I’m not tone deaf — I can recognize individual songs — but I am tone challenged. I once bought a harmonica and learned two tunes: “Amazing Grace,” and “Red River Valley.” For years afterwards, those were the only two songs I could whistle on key. Now there are none. I’m not sure I’ve ever hit the right note when singing.
This has made it a challenge to pursue my chosen hobby of birding. At least half of finding and identifying birds is done by ear. But try as I might, I can never be sure of the rapid, complex songs of most warblers and finches. And when I hear a Downy or Hairy Woodpecker give it’s call, I know it’s one of the two but I’m never sure which one.
But I have managed to learn the calls of a great number of birds by their cadences. There are helpful mnemonics that help me with a lot of them. Some I’ve made up and some I’ve borrowed from others.
For example, the Eastern Towhee clearly sings, “Drink your tea.” The Barred Owl is obviously asking, “Who cooks for you? Who cooks for you all?”

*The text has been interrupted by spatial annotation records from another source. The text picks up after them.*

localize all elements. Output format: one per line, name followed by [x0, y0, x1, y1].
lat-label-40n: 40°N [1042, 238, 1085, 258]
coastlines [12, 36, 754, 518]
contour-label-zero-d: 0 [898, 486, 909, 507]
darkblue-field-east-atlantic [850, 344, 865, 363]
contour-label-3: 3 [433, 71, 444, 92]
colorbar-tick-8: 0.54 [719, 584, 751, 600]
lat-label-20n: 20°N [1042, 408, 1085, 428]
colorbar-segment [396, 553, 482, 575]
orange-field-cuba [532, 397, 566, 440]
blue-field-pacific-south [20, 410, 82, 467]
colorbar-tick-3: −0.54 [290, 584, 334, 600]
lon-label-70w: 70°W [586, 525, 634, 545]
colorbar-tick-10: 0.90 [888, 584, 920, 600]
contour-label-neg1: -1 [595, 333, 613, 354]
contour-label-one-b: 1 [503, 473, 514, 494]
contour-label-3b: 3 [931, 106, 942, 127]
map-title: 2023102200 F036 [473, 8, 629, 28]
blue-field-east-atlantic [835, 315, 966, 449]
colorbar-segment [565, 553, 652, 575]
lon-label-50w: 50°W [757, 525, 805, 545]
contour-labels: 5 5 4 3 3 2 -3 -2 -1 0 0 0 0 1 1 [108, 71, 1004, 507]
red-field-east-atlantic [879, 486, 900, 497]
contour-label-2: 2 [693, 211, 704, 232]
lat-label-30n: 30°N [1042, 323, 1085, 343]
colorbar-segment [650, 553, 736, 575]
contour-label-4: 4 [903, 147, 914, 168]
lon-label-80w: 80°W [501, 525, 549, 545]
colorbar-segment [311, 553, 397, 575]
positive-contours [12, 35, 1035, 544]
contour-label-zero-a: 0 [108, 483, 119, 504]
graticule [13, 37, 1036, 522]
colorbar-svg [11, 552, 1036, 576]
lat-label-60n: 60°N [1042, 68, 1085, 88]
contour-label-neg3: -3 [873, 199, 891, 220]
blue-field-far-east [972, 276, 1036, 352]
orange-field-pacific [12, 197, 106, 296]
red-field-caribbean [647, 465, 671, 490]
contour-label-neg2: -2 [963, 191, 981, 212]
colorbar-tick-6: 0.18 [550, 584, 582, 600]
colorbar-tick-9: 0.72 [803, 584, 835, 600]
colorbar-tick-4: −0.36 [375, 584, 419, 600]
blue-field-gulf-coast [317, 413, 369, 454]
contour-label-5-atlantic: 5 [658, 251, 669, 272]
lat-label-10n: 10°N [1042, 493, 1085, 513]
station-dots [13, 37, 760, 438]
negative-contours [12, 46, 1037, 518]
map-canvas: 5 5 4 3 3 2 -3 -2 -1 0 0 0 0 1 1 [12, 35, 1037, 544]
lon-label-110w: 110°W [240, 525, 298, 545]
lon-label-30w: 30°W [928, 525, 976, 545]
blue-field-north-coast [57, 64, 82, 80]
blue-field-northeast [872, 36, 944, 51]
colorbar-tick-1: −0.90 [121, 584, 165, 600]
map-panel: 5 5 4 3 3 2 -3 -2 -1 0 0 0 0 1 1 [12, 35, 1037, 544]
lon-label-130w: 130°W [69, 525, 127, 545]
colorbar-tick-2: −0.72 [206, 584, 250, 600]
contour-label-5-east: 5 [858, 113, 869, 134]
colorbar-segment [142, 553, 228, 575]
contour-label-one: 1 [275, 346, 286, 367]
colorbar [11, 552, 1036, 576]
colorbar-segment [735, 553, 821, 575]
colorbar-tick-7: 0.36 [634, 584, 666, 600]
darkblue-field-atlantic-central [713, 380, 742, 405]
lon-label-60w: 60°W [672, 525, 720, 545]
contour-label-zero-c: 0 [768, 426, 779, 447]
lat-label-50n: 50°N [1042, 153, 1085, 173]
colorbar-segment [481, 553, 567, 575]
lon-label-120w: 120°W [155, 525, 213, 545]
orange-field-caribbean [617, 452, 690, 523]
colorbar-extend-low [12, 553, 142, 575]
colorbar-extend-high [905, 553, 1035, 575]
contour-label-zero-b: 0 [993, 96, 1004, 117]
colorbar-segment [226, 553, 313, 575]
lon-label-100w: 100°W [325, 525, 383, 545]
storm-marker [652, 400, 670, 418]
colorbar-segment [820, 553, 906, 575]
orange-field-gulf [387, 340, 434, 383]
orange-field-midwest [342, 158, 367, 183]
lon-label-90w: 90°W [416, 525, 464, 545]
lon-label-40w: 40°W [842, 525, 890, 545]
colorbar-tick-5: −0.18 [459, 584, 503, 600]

And while no two Song Sparrows sing the exact same song, they all let loose with a variation of, “Madge, Madge, Madge, put on the tea kettle, kettle, kettle.”
The Black-throated Green Warbler sings the old Sunday school song, “The B-I-B-L-E.”
If you have a sense of humor, the White-throated Sparrow says, “Old Sam Peabody, Peabody, Peabody.” But if you don’t, it just says, “O sweet Canada, Canada, Canada.”
Legend has it that when people die of thirst in the Southwestern desert, the last thing they hear is the Inca Dove mournfully calling, “No hope. No hope. No hope.”
I remember the Savannah Sparrow because I think it sounds like start of the the song “Who Can It Be Now,” by Men at Work, but I’ve never met anyone else who thought so.
Some birds are conveniently named for the songs they sing — the Chickadee, the Phoebe, the Pewee, the Killdeer, the Whip-poor-will. It’s too bad they didn’t name the Tufted Titmouse that way. Its name would be “Peter.” Or the Olive-sided Flycatcher. It sings, “Quick! Three beers!”
My personal favorite is the Warbling Vireo. Some brilliant person came up with a mnemonic that helps me identify it every time — “If I see one, I will seize one, and squeeze it till it squirts.”